Surgery following chemotherapy is sometimes needed because some germ cell tumors are composed of a mixture of tissue, some of which is killed by chemotherapy while other parts can only be eliminated by removing them surgically. As a result, a combined approach of chemotherapy plus surgery is often necessary.

Retroperitoneal lymph node dissections are major operations but because most testis cancer patients are young (in their twenties or thirties), the surgery is almost always completed without any major complications. Surgery in men who have had prior chemotherapy is more risky, however, than in men who have had no treatment prior to surgery.

The role of surgery following the removal of the testicle varies by stage and type.

Chemotherapy

Chemotherapy uses drugs to kill cancer cells. Chemotherapy for testicular cancer is administered to the body directly into the bloodstream through a small, soft tube (called an intravenous line or catheter) inserted into a vein. Chemotherapy is called a systemic treatment because the drug enters the bloodstream, travels through the body, and can kill cancer cells wherever they may be.

Radiation therapy

Radiation therapy uses high-energy x-rays to kill cancer cells and shrink tumors. Radiation is generated by a machine outside the body and then directed through the skin into the body. The radiation can pass through the body just like radiation from an x-ray does when an x-ray is taken of the lungs or bones.

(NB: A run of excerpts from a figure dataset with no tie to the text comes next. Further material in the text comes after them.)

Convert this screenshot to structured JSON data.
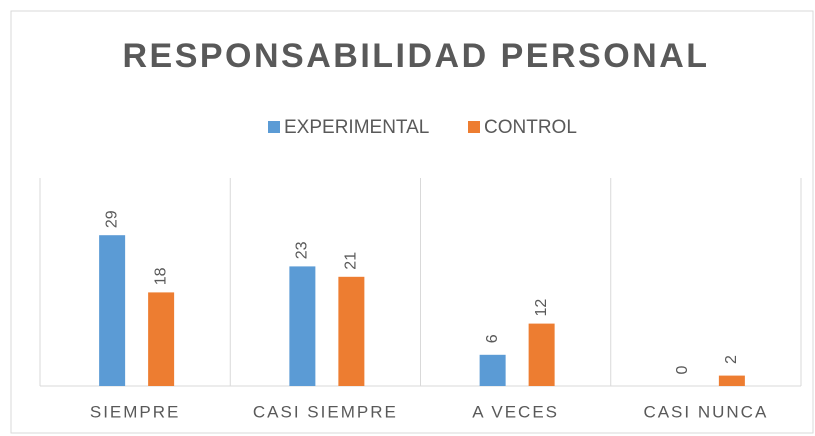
{
  "chart_data": {
    "type": "bar",
    "title": "RESPONSABILIDAD PERSONAL",
    "categories": [
      "SIEMPRE",
      "CASI SIEMPRE",
      "A VECES",
      "CASI NUNCA"
    ],
    "series": [
      {
        "name": "EXPERIMENTAL",
        "color": "#5b9bd5",
        "values": [
          29,
          23,
          6,
          0
        ]
      },
      {
        "name": "CONTROL",
        "color": "#ed7d31",
        "values": [
          18,
          21,
          12,
          2
        ]
      }
    ],
    "ylim": [
      0,
      40
    ],
    "legend": "top"
  }
}
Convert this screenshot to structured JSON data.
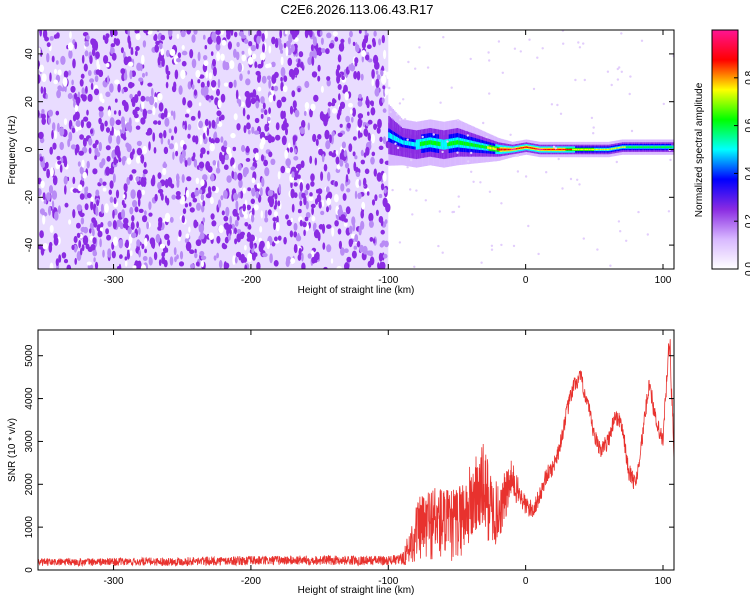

Radiation therapy is not used very often for testis cancer but does play a role in the treatment of stage I and stage II pure seminoma. In addition, radiation is sometimes administered to the brain in those rare cases when testicular cancer has spread to that organ.

The different types of treatment apply to the different stages and types of testicular cancer as follows:

  • Stage I Nonseminomas: Observation, OR Surgery (Retroperitoneal lymph node dissection), OR Chemotherapy
  • Stage I: Seminomas: Observation, OR Radiation therapy, OR Chemotherapy
  • Stage II Nonseminomas: Surgery (Retroperitoneal lymph node dissection), which is sometimes followed by chemotherapy, OR Chemotherapy which is sometimes followed by surgery
  • Stage II Seminomas: Chemotherapy, OR Radiation therapy
  • Stage III Seminomas and Nonseminomas: Chemotherapy sometimes followed by surgery.
Clinical trials

A clinical trial is a research program conducted with patients to evaluate a new medical treatment plan, drug or device. There are not as many clinical trials for testicular cancer as for most other types of cancer because of the great success medicine has had in curing testicular cancer. Clinical trials of new treatments for testicular cancer are ongoing for men with advanced, high-risk disease and for those whose disease does not respond to established therapies.

What is the prognosis for people with testicular cancer?

The prognosis for most people with testicular cancer is outstanding. For every one hundred men diagnosed with testicular cancer, about 95 are cured. However, the prognosis gets worse as the cancer spreads.

Men with stage I disease thus have a much better prognosis than men with stage III disease, and men with very advanced stage III disease only have about a 50 percent chance of being cured. Nonetheless, one remarkable fact about testicular cancer is that almost all patients have a very real chance of being cured no matter how widely their cancer has spread. In contrast, most other cancers (such as lung cancer) are incurable one they have spread around the body.

Can testicular duct cancer be prevented?

Testicular cancer cannot generally be prevented. The only way doctors know of to prevent testis cancer is to provide treatment for men who have undescended testicles. This treatment involves either removing the testicle from the body altogether or else lowering the undescended testicle so that it is in the scrotum.